Wednesday, January 15, 2014

20140115.0615

One of the things I am doing with my students this semester is online discussions.  I have tended to do this when I have taught literature classes, largely because it provides a valuable extension of the classroom (when students avail themselves of it, which has not always been as extensively as I would like it to be).  Admittedly, some students do the minimum work to earn their assigned points--but this is true of every assignment.  Sometimes, students do come up with some really interesting ideas, and one such happened yesterday.

The idea that struck me among the student comments I read yesterday is contained in one remark that a student wanted to find a class "dripping with literature."  I replied to the student that it suggests a metaphor of literature as fluid.  (Which fluid it is most like is a question well worth pursuing.  The obvious answer is "ink," but obvious does not mean right.)  And, if literature is a fluid and a class is a thing that can drip with it, does that mean a class can be damp with it?  Moist?  Flooded?  What does it mean to drip or flood or be moistened with literature?  How does one dry out from it?  Can one?  Should one?

I pose such questions to my students.  (I have yet to read any answers.)  It is, actually, fairly common for me to do so.  I am a student of language and literature guiding students of language and literature more junior than I am (and, whatever their majors, those in my class are students of language and literature while they are in my class), and I can only do so by prompting them to ask and answer questions, with the answers leading to yet more questions to be answered.  Some will be frustrated, no doubt; through years of conditioning and the legitimate demands of other disciplines, they want to see single, definitive answers to things, and the humanities offer no such things.  Not if they are done sincerely and with passion (and I have no desire to reward the insincere and apathetic).  Others will simply quietly hunker down and try to get through the "fluff" class their school and majors require of them so that they can move on to the "real" work they need to do, the kind that is supposed to lead them to a job doing something that makes money (although money more for others than for themselves).

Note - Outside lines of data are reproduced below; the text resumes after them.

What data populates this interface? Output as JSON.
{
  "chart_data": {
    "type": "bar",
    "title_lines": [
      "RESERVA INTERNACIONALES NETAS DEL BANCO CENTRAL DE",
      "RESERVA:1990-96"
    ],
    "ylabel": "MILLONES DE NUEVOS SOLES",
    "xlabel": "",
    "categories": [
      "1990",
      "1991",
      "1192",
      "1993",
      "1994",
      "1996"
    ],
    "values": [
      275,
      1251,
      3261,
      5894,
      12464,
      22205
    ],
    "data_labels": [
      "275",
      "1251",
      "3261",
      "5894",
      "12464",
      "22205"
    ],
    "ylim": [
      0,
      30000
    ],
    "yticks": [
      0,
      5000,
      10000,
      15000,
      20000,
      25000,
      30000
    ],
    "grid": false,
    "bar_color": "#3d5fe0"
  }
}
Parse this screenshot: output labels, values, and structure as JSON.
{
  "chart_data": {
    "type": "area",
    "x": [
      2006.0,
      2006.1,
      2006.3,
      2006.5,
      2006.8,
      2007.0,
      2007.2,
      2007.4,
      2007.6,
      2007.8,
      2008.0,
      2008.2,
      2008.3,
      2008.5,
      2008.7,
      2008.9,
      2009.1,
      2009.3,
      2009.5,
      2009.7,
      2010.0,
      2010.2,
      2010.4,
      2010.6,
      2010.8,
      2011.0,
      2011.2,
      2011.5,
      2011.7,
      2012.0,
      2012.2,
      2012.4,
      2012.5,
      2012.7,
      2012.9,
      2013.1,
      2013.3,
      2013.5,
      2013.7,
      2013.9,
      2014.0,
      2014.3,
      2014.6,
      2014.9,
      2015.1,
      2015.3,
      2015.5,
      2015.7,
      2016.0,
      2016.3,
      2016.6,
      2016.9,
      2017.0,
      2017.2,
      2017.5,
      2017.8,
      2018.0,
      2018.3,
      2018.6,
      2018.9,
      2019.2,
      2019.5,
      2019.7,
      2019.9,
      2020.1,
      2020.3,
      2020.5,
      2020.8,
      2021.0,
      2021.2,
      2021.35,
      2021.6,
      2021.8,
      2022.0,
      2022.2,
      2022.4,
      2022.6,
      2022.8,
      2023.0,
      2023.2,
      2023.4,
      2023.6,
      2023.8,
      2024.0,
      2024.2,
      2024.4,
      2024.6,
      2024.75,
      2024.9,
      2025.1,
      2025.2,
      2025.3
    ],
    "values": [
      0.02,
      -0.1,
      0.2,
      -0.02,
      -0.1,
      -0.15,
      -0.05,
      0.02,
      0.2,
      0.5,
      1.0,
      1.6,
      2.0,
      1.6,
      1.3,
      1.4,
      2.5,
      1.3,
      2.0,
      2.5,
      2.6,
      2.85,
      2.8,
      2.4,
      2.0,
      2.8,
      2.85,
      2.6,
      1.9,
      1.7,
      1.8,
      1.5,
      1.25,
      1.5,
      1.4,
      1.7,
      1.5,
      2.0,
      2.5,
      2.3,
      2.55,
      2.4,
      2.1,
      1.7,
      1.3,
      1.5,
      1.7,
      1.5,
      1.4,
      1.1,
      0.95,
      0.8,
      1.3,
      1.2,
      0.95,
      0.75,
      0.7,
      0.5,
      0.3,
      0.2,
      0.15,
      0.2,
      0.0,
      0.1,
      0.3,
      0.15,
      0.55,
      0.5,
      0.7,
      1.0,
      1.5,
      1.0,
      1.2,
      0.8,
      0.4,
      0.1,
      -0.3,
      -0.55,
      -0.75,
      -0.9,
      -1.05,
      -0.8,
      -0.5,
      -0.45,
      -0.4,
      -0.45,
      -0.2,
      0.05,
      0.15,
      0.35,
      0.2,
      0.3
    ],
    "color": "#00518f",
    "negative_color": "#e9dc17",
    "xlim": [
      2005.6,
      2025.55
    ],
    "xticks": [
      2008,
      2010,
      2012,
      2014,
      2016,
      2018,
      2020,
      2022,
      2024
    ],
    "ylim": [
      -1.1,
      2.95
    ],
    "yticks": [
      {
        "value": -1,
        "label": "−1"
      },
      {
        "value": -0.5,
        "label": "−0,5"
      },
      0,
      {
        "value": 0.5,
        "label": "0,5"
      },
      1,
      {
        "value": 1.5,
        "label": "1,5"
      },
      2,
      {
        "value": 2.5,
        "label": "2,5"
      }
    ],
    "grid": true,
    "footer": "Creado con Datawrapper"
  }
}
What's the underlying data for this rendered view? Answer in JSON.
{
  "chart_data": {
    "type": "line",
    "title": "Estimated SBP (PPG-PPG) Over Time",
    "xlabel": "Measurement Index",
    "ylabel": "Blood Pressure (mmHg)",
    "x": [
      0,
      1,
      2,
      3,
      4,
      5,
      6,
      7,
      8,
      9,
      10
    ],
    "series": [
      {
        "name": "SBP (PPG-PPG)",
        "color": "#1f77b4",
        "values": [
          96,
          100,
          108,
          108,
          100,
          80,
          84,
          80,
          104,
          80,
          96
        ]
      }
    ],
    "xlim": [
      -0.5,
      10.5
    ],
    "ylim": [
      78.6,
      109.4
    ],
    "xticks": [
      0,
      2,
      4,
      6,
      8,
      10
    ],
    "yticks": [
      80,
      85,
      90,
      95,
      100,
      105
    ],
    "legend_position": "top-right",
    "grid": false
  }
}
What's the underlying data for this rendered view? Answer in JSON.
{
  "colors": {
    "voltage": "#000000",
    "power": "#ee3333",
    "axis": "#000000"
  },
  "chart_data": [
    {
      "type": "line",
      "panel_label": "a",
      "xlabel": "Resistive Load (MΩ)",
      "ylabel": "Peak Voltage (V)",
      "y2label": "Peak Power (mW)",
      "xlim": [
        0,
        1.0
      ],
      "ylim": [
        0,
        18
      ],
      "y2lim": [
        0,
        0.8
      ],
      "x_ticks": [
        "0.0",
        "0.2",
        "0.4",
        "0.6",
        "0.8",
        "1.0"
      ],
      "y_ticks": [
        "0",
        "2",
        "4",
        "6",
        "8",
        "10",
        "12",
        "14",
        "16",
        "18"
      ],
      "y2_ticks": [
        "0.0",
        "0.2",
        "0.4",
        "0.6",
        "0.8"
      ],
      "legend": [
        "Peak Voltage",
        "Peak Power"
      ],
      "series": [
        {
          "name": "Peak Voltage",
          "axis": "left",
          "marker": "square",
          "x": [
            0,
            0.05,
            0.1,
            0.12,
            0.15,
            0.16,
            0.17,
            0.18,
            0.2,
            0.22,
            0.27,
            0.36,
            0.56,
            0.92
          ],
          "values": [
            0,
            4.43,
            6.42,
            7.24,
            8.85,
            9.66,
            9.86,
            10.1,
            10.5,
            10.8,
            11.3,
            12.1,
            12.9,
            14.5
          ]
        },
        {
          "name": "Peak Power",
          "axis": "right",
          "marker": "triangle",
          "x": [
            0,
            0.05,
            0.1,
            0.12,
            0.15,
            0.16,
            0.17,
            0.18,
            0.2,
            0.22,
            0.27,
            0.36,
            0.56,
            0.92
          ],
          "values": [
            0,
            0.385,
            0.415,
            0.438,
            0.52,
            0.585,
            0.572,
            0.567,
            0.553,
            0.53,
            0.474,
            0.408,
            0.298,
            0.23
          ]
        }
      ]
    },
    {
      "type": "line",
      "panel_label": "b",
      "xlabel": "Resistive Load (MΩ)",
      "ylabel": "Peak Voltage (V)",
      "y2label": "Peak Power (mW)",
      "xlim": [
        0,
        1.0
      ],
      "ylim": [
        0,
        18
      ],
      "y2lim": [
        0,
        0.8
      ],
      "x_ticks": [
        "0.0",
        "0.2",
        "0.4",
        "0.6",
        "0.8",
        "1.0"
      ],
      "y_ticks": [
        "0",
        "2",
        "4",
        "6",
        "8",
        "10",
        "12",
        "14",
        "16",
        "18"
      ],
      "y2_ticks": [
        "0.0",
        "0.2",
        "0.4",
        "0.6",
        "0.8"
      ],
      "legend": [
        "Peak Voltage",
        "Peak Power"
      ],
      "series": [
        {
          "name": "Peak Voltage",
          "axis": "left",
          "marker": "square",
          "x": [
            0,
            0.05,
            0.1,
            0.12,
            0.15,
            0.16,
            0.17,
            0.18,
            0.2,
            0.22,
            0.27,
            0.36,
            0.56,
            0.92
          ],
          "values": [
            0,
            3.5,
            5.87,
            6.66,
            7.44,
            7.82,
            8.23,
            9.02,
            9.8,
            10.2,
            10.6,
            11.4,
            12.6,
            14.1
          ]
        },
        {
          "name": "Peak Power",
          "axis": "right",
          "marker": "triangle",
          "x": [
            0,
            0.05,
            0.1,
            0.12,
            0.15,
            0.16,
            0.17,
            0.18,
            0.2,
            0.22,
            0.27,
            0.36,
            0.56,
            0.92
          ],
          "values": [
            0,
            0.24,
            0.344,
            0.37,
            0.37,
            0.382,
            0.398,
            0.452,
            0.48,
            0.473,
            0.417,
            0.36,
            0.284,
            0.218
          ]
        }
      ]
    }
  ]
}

Still others, though, will begin to be able to ask the questions for themselves, to look at things and wonder articulately and with subtlety and nuance.  They will see the pieces of creation and question them, working to answer those questions and expanding the field of human knowledge by their efforts even as they and I realize that there will never be an answer to all of the questions until the end; indeed, finding The Answer is the culmination of things, as the Good Doctor has noted at least twice to my recollection ("The Last Question" and "The Last Answer," oddly enough).  Those students will begin to move into The Work in at least some small way, and we will all be better for it.